Webkit animation is leaving junk pixels behind on the screen Webkit animation is leaving junk pixels behind on the screen ios ios

Webkit animation is leaving junk pixels behind on the screen


The solution

box-shadow: 0 0 1px rgba(0, 0, 0, 0.05);

You can use the background colour of your box as the box-shadow colour if you feel this is too noticeable.

Alternatively, according to this answer on a similar issue in Chrome (thanks to Sebastian in the comments for the tip-off), you may want to try:

outline: 1px solid transparent;

What's going on?

I've given a fairly lengthy explanation elsewhere, but here's the short version. For performance reasons, WebKit only repaints those part of a page that it thinks might have changed. However, the iOS (pre-7) Safari implementation of border radius anti-aliases a few pixels beyond the calculated dimensions of a box. Since WebKit doesn't know about these pixels, they don't get redrawn; instead, they are left behind and build up on each animation frame.

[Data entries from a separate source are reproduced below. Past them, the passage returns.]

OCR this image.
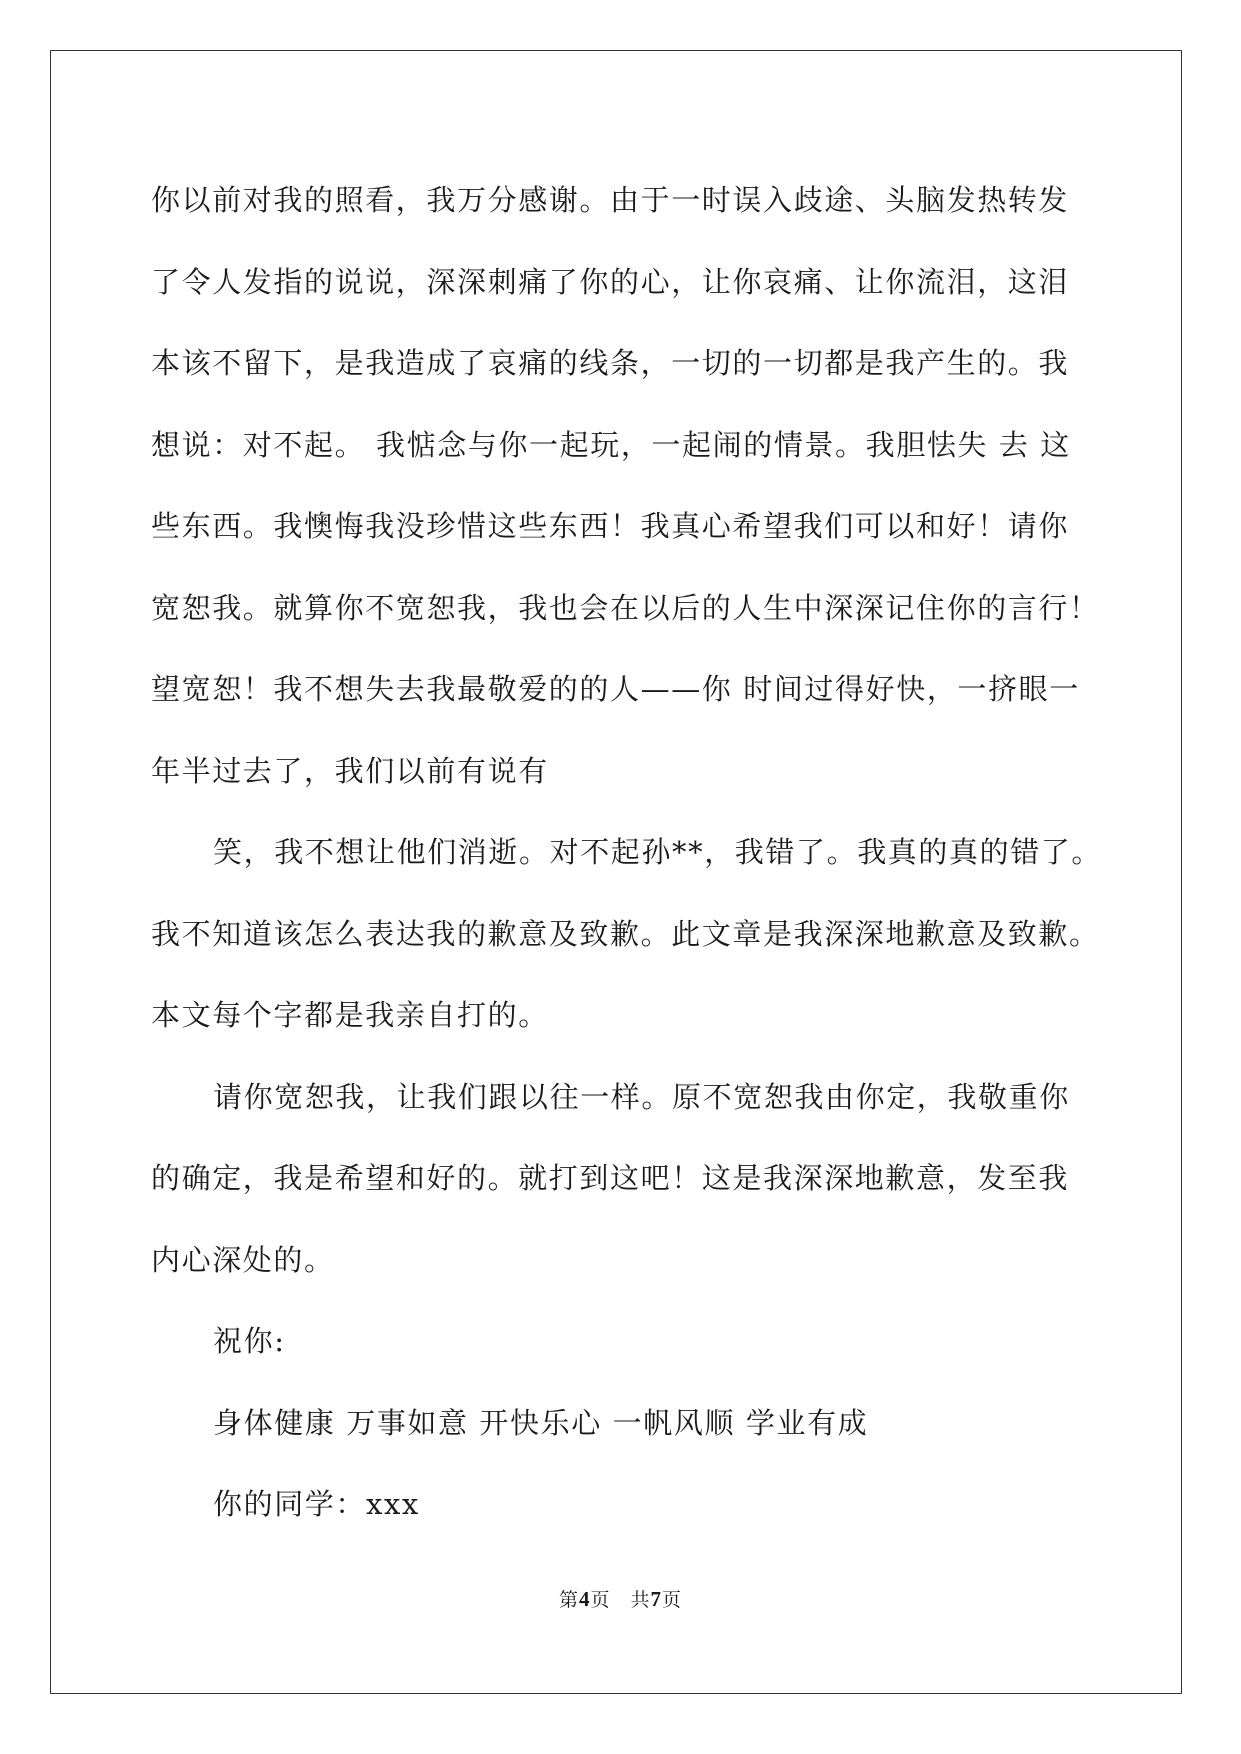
你以前对我的照看，我万分感谢。由于一时误入歧途、头脑发热转发
了令人发指的说说，深深刺痛了你的心，让你哀痛、让你流泪，这泪
本该不留下，是我造成了哀痛的线条，一切的一切都是我产生的。我
想说：对不起。 我惦念与你一起玩，一起闹的情景。我胆怯失 去 这
些东西。我懊悔我没珍惜这些东西！我真心希望我们可以和好！请你
宽恕我。就算你不宽恕我，我也会在以后的人生中深深记住你的言行！
望宽恕！我不想失去我最敬爱的的人——你 时间过得好快，一挤眼一
年半过去了，我们以前有说有

笑，我不想让他们消逝。对不起孙**，我错了。我真的真的错了。
我不知道该怎么表达我的歉意及致歉。此文章是我深深地歉意及致歉。
本文每个字都是我亲自打的。

请你宽恕我，让我们跟以往一样。原不宽恕我由你定，我敬重你
的确定，我是希望和好的。就打到这吧！这是我深深地歉意，发至我
内心深处的。

祝你:

身体健康 万事如意 开快乐心 一帆风顺 学业有成

你的同学：xxx

第4页　共7页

The usual solution—as I suggested in my other answer—is to force that element to require hardware acceleration so that it gets painted as a separate layer. However, too many small elements or a few large ones will result in a lot of tiles getting pushed to the GPU, with obvious performance implications.

Using box-shadow solves the problem more directly: it extends the repaint dimensions of the box, forcing WebKit to repaint the extra pixels. The known performance implications of box-shadow in mobile browsers are directly related to the blur radius used, so a one pixel shadow should have little-to-no effect.


What I would do:

  • -webkit-backface-visibility: hidden
  • animate with -webkit-transform:translateX(left value here) // or translate-3d(x,y,z), left should be disabled [*]

Be sure to check if enabling hardware acceleration on parent does make any difference.

There are also simple ways to force repaint - let me know if you would need info about them as well.

[*] relying on 3d transforms is a hack and should be used with caution, and it's a tradeoff between GPU and memory, in some cases it might cause animation jank or memory issues (think - mobile, forcing GPU acceleration on large areas).

CSS will-change property will be a correct place to mark properties that could be optimised in advance.